There is some humor to the problem.  Habits that have made my life easier for the better part of 60 years now lead me into mistakes.  When I needed glasses for distance vision, it was fairly easy to tell when they needed to be cleaned.  With reading glasses, any time you put them on, the world blurs.

One of the more extreme challenges is looking outside with near perfect distance vision, and wanting better detail.  Habit directs me to put on glasses, the reading glasses blur the universe, and I realize that I’m not thinking – I’m behaving habitually.  And I hear my advisor’s voice from back in my master’s program saying, “Habits have a way of becoming habitual.”  He was stressing that your outlook is a product of your thinking habits – upbeat thoughts lead to being happy, depression reinforces depression.  The message got into my conscious mind – and now, with a physical example of my habits becoming habitual, 30 odd years later, his message has returned.

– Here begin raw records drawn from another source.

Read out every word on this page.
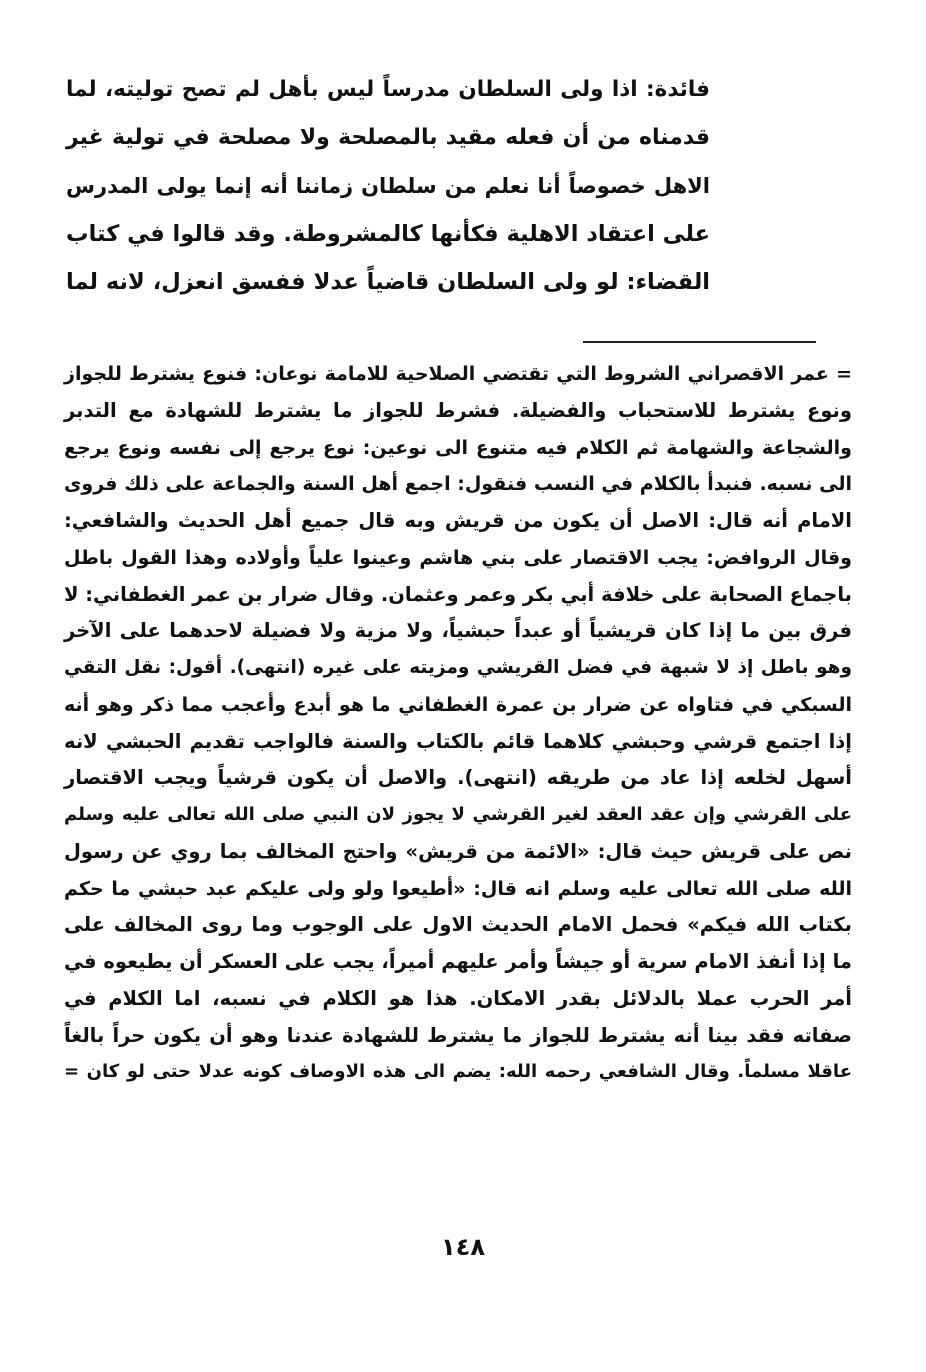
فائدة: اذا ولى السلطان مدرساً ليس بأهل لم تصح توليته، لما
قدمناه من أن فعله مقيد بالمصلحة ولا مصلحة في تولية غير
الاهل خصوصاً أنا نعلم من سلطان زماننا أنه إنما يولى المدرس
على اعتقاد الاهلية فكأنها كالمشروطة. وقد قالوا في كتاب
القضاء: لو ولى السلطان قاضياً عدلا ففسق انعزل، لانه لما
= عمر الاقصراني الشروط التي تقتضي الصلاحية للامامة نوعان: فنوع يشترط للجواز
ونوع يشترط للاستحباب والفضيلة. فشرط للجواز ما يشترط للشهادة مع التدبر
والشجاعة والشهامة ثم الكلام فيه متنوع الى نوعين: نوع يرجع إلى نفسه ونوع يرجع
الى نسبه. فنبدأ بالكلام في النسب فنقول: اجمع أهل السنة والجماعة على ذلك فروى
الامام أنه قال: الاصل أن يكون من قريش وبه قال جميع أهل الحديث والشافعي:
وقال الروافض: يجب الاقتصار على بني هاشم وعينوا علياً وأولاده وهذا القول باطل
باجماع الصحابة على خلافة أبي بكر وعمر وعثمان. وقال ضرار بن عمر الغطفاني: لا
فرق بين ما إذا كان قريشياً أو عبداً حبشياً، ولا مزية ولا فضيلة لاحدهما على الآخر
وهو باطل إذ لا شبهة في فضل القريشي ومزيته على غيره (انتهى). أقول: نقل التقي
السبكي في فتاواه عن ضرار بن عمرة الغطفاني ما هو أبدع وأعجب مما ذكر وهو أنه
إذا اجتمع قرشي وحبشي كلاهما قائم بالكتاب والسنة فالواجب تقديم الحبشي لانه
أسهل لخلعه إذا عاد من طريقه (انتهى). والاصل أن يكون قرشياً ويجب الاقتصار
على القرشي وإن عقد العقد لغير القرشي لا يجوز لان النبي صلى الله تعالى عليه وسلم
نص على قريش حيث قال: «الائمة من قريش» واحتج المخالف بما روي عن رسول
الله صلى الله تعالى عليه وسلم انه قال: «أطيعوا ولو ولى عليكم عبد حبشي ما حكم
بكتاب الله فيكم» فحمل الامام الحديث الاول على الوجوب وما روى المخالف على
ما إذا أنفذ الامام سرية أو جيشاً وأمر عليهم أميراً، يجب على العسكر أن يطيعوه في
أمر الحرب عملا بالدلائل بقدر الامكان. هذا هو الكلام في نسبه، اما الكلام في
صفاته فقد بينا أنه يشترط للجواز ما يشترط للشهادة عندنا وهو أن يكون حراً بالغاً
عاقلا مسلماً. وقال الشافعي رحمه الله: يضم الى هذه الاوصاف كونه عدلا حتى لو كان =
١٤٨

It is a great Spring to have good vision returned to me.  The ice is leaving the pond.  The geese and ducks are much more distinct and easy to watch.  I can focus on the front sight of the 03A3.  I’m looking forward to using the scope-free Reising 22.  And I’ve been promised that in another month or so, the vision changes will be solid enough that I’ll be able to get by with a single prescription of reading glasses.  And some new habits.